In between all the dark and extreme books, it is in fact enjoyable to read a nice speculative fiction every now and then, something to calm you down, lift you up and sooth you. Something you can chew over in your head playfully, something neutral and relatable yet brainy enough to make you think. If that book is a short story collection, all the better. That book is Chiang’s Exhalation.

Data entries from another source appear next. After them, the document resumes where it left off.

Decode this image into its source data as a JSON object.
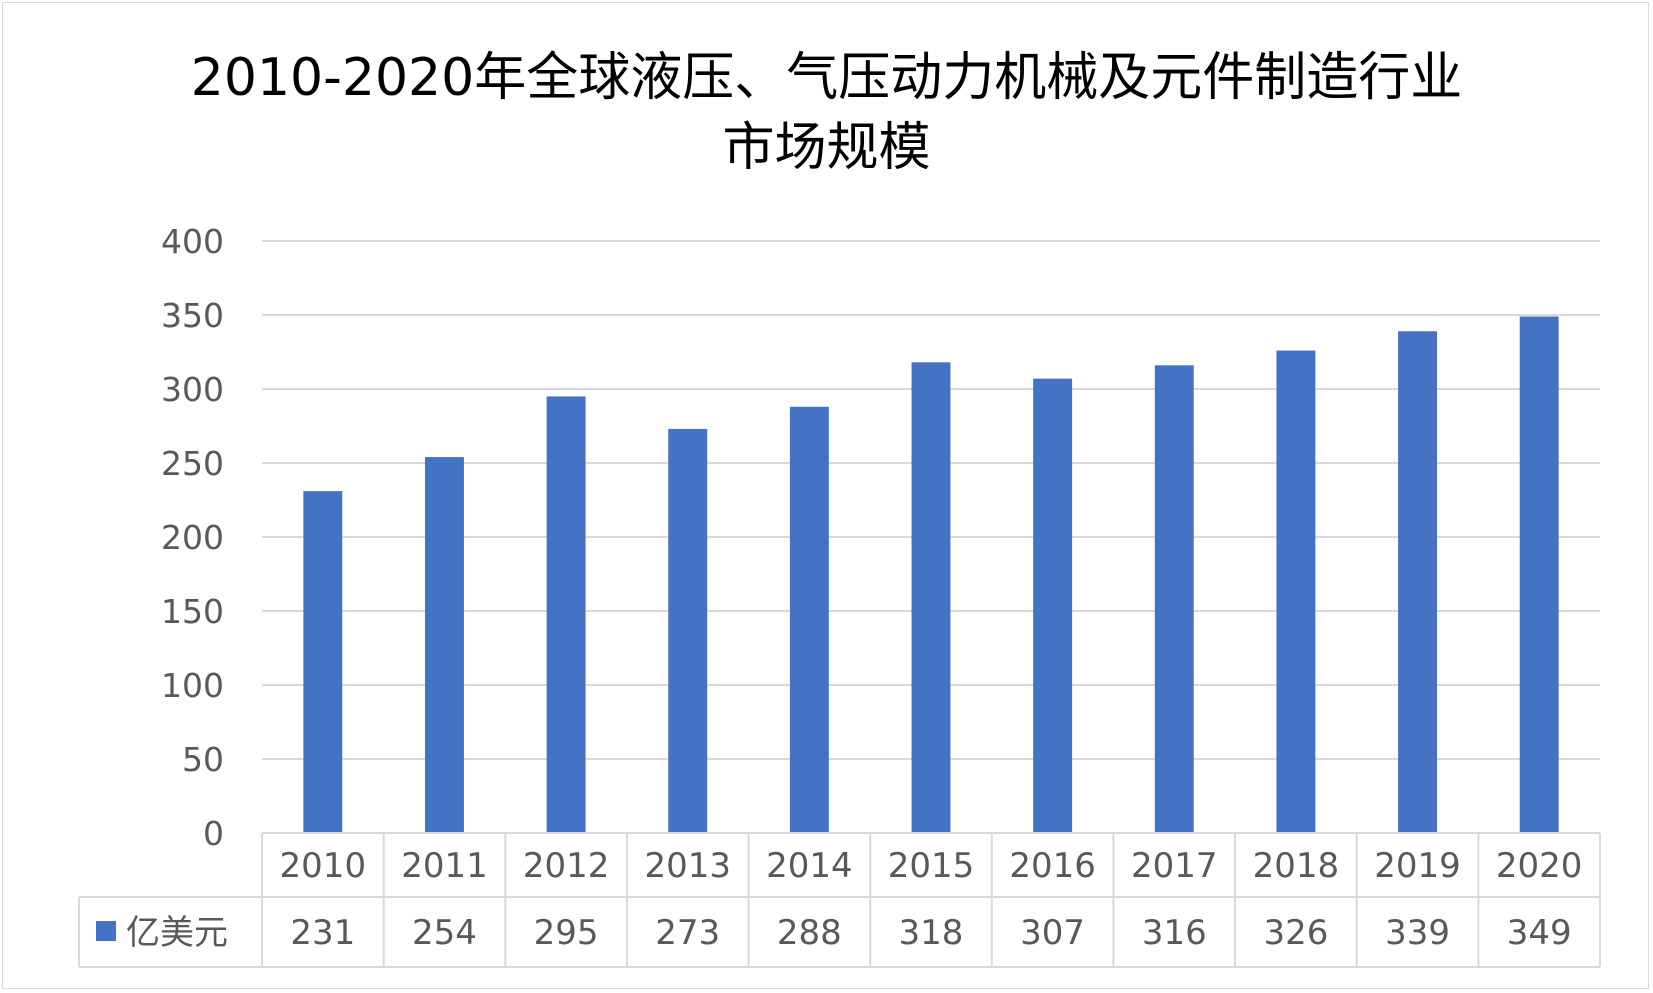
{
  "chart_data": {
    "type": "bar",
    "title": "2010-2020年全球液压、气压动力机械及元件制造行业",
    "subtitle": "市场规模",
    "categories": [
      "2010",
      "2011",
      "2012",
      "2013",
      "2014",
      "2015",
      "2016",
      "2017",
      "2018",
      "2019",
      "2020"
    ],
    "series": [
      {
        "name": "亿美元",
        "values": [
          231,
          254,
          295,
          273,
          288,
          318,
          307,
          316,
          326,
          339,
          349
        ],
        "color": "#4472c4"
      }
    ],
    "ylim": [
      0,
      400
    ],
    "yticks": [
      0,
      50,
      100,
      150,
      200,
      250,
      300,
      350,
      400
    ],
    "grid": true,
    "data_table": true,
    "legend": "data-table"
  }
}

For each of these nine stories Chiang takes a conventional sf trope plus a philosophical question and plays with those, never in extreme ways, yet always quite revolutionarily. I really enjoyed reading these and especially the author’s note on the writing of each story, explaining how the idea of it formed. All this was a real treat.

My highlights:

The Merchant and the Alchemist’s Gate
It is a brilliant idea to combine the Islamic concept of a very rigid, unchangeable fate, written for everyone beforehand, “kismet” or “kader” so to say, with a cute time travel/portal story and place it in Baghdad in (presumably) the middle ages. I loved above all the respect with which Chiang presents a different culture; from a skimmed down version of the oriental story telling structure to the omission of any kind of stereotype, to portraying people as people.

What’s Expected of Us
A very short piece, but amusing food for thought, about self-determination and free will and the possibility/impossibility of it in face of a technology which plays with that.

The Lifecycle of Software Objects
A novella, a little almost saga which deals with questions on AI, creation, parenting, limits of personal freedoms through the birth, development and course of life of digital little animals called digients.

The Great Silence
A couple of years ago I was watching the movie “Kedi”, a documentary about the street cats of Istanbul, and felt charmed by an interviewee who was telling that she thinks of animals like a sort of alien - our skills, our intelligences, our beings are completely different, yet we are able to find a way to understand each other. Chiang’s story is built on the same basis, but the extraterrestrial intelligence is justly a little sour about us.

As you see there’s a lot to explore here. All in all, this was a great book that I’ve read for the Shine&Shadow monthly light read.